Ab initio Chemical Kinetic Studies for Reactions of H-atoms with Silicon Hydrides (SinH2n+2, n=1~2) and Decomposition Reactions of Silicon Hydride Radicals (SinH2n+1, n=1~3)

• Main Authors: Wu, Shang-Ying, 吳尚穎
• Other Authors: Wu, Jong-Shinn
• Format: Others
• Language: en_US
• Published: 2010
• Online Access: http://ndltd.ncl.edu.tw/handle/66016085146857006748

碩士 === 國立交通大學 === 機械工程學系 === 98 === The reactions of hydrogen atoms with silicon hydrides (SinH2n+2, n=1~2) and the decomposition reactions of silicon hydride radicals (SinH2n+1, n=1~3) are relevant to the understanding of catalytic chemical vapor deposition (Cat-CVD) and plasma enhanced chemical vapor deposition (PECVD) processes.

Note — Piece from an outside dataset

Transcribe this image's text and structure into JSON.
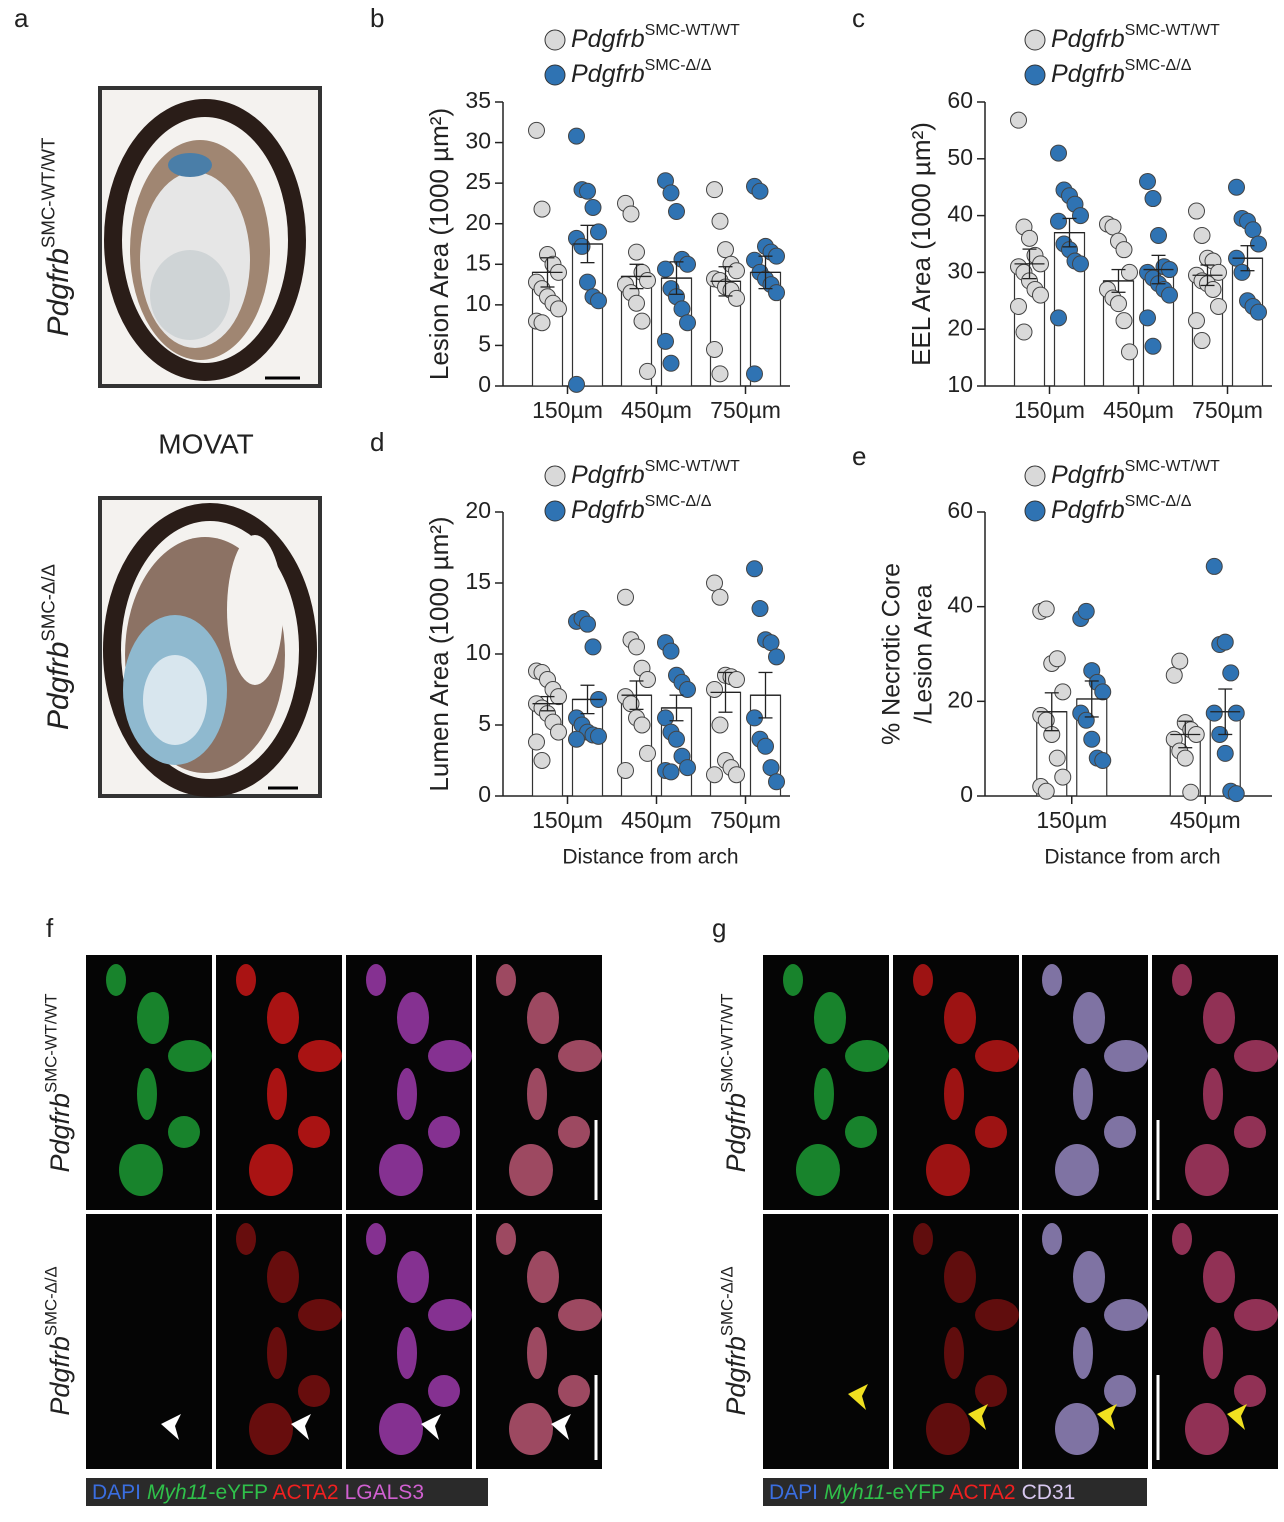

In the present proposed study, these reactions are investigated by means of ab initio molecular-orbital and chemical kinetics theoretical calculations. In the first phase of the study, we validate the calculated enthalpies of the reaction by considering further isodesmic reactions, such as SiH+CH4→SiH4+CH, SiH3+CH4→SiH4+CH3, Si2H5+C2H6→Si2H6+C2H5 and so forth; additionally, the predicted enthalpies of the formation for essential compounds are compared with the available experimental data. Finally, transition state theory (TST) with unsymmetrical Eckart potential energy barriers is employed to obtain the rate coefficients of the hydrogen abstraction reaction. Rate coefficients relevant to the thermal decomposition reaction of silicon hydride radicals are calculated by employing canonical variational transition state theory (CVTST), the Rice-Ramsperger-Kassel-Marcus (RRKM) theory with master equation or variational transition-state theory (VTST). These rate coefficients are not only predicted in the practical ranges of temperature and pressure but are also compared with the available experimental results wherever possible.